Haskovo Sofia'ya göre küçücük bir yer olduğundan burada insanlar göreceli olarak daha sıcak geldi bize..Haskovo'da dolaşırken çocuklara akülü mini arabalar kiralayan ablayla karşılaştık ben binmek istedim. 2 leva istedi, cebimizde çok az para kaldığı için ve onlarla da izmir otobusune binmeden meyve falan almak için kullanacağımızdan paraya kıyamadık, teşekkür ettik el sallaştık.




















Akşam yediye kadar etrafta dolaştık dükkanlara girdik çıktık en son meyve şokella ve ekmek alarak (yolda duracağımız restoranda kazıklanmamak için) otogar a geldik.. Otogar terminalinde uzun otobüs yolculuguna baslamadan bir restoranda WC molası verdik soda içtik. Balkon gibi bir yerde oturuyorduk. bir rüzgar ! cepte kalan 2 leva banknot uçuverdi aşağıya, ben de tek başımayım o sırada chris de wc'de çantalar gitar mitar, garson koşarak indi cadde de uçuşmaya devam eden 2 levayı kaptı geri getirdi. Soda parasının üzerine uçuşan 2 levayı garson a bıraktık, izmir otobüsüne yerleştik.

Izmir otobüsü bomboştu 9 kişi idik koca otobüste (Adam başı 35 ytl Haskovo-İzmir !! ).
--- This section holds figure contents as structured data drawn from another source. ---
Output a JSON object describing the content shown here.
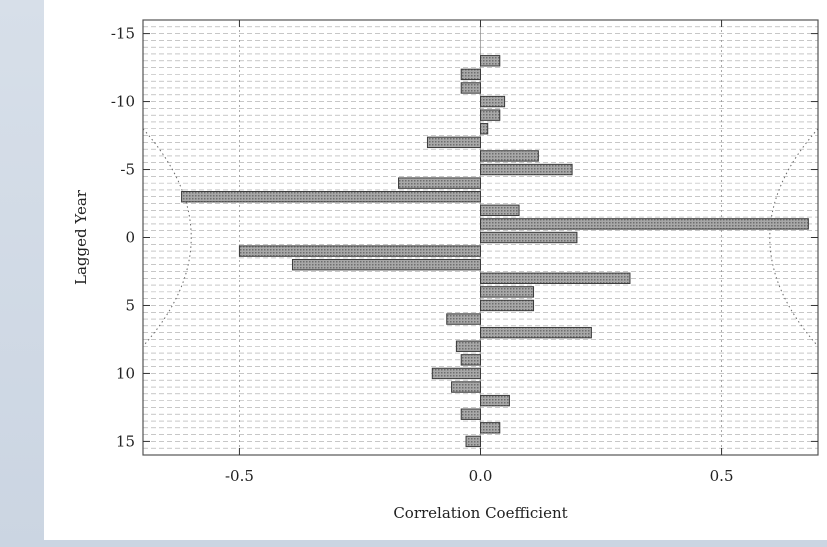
{
  "chart_data": {
    "type": "bar",
    "orientation": "horizontal",
    "xlabel": "Correlation Coefficient",
    "ylabel": "Lagged Year",
    "xlim": [
      -0.7,
      0.7
    ],
    "ylim": [
      -16,
      16
    ],
    "y_inverted": true,
    "x_ticks": [
      {
        "value": -0.5,
        "label": "-0.5"
      },
      {
        "value": 0.0,
        "label": "0.0"
      },
      {
        "value": 0.5,
        "label": "0.5"
      }
    ],
    "y_ticks": [
      {
        "value": -15,
        "label": "-15"
      },
      {
        "value": -10,
        "label": "-10"
      },
      {
        "value": -5,
        "label": "-5"
      },
      {
        "value": 0,
        "label": "0"
      },
      {
        "value": 5,
        "label": "5"
      },
      {
        "value": 10,
        "label": "10"
      },
      {
        "value": 15,
        "label": "15"
      }
    ],
    "grid": "horizontal dashed",
    "categories": [
      -13,
      -12,
      -11,
      -10,
      -9,
      -8,
      -7,
      -6,
      -5,
      -4,
      -3,
      -2,
      -1,
      0,
      1,
      2,
      3,
      4,
      5,
      6,
      7,
      8,
      9,
      10,
      11,
      12,
      13,
      14,
      15
    ],
    "values": [
      0.04,
      -0.04,
      -0.04,
      0.05,
      0.04,
      0.015,
      -0.11,
      0.12,
      0.19,
      -0.17,
      -0.62,
      0.08,
      0.68,
      0.2,
      -0.5,
      -0.39,
      0.31,
      0.11,
      0.11,
      -0.07,
      0.23,
      -0.05,
      -0.04,
      -0.1,
      -0.06,
      0.06,
      -0.04,
      0.04,
      -0.03
    ],
    "significance_curve": {
      "style": "dotted",
      "points": [
        [
          0.7,
          -8
        ],
        [
          0.5,
          0
        ],
        [
          0.7,
          8
        ]
      ]
    },
    "colors": {
      "bar_fill": "#9a9a9a",
      "bar_stroke": "#3a3a3a",
      "grid": "#8f8f8f",
      "frame": "#555555"
    }
  }
}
Otobüs felaket dandirikti titriyordu zangır zangır koltuklar o gece de hiç uyuyamadım. Edirne sınır kapısında indirildik. Nasıl sivrisinek etraf, millet binbir cambazlık sinekleri kovmaya çalışıyor, keratalar kulağına giriyor adamın o kadar fazla. Çantaları açtık gösterdik gümrük memuruna, Chris 3 ay daha kalabilmesi icin gerekli vize pulunu aldi..sabah 7 de izmir otogarinda idim.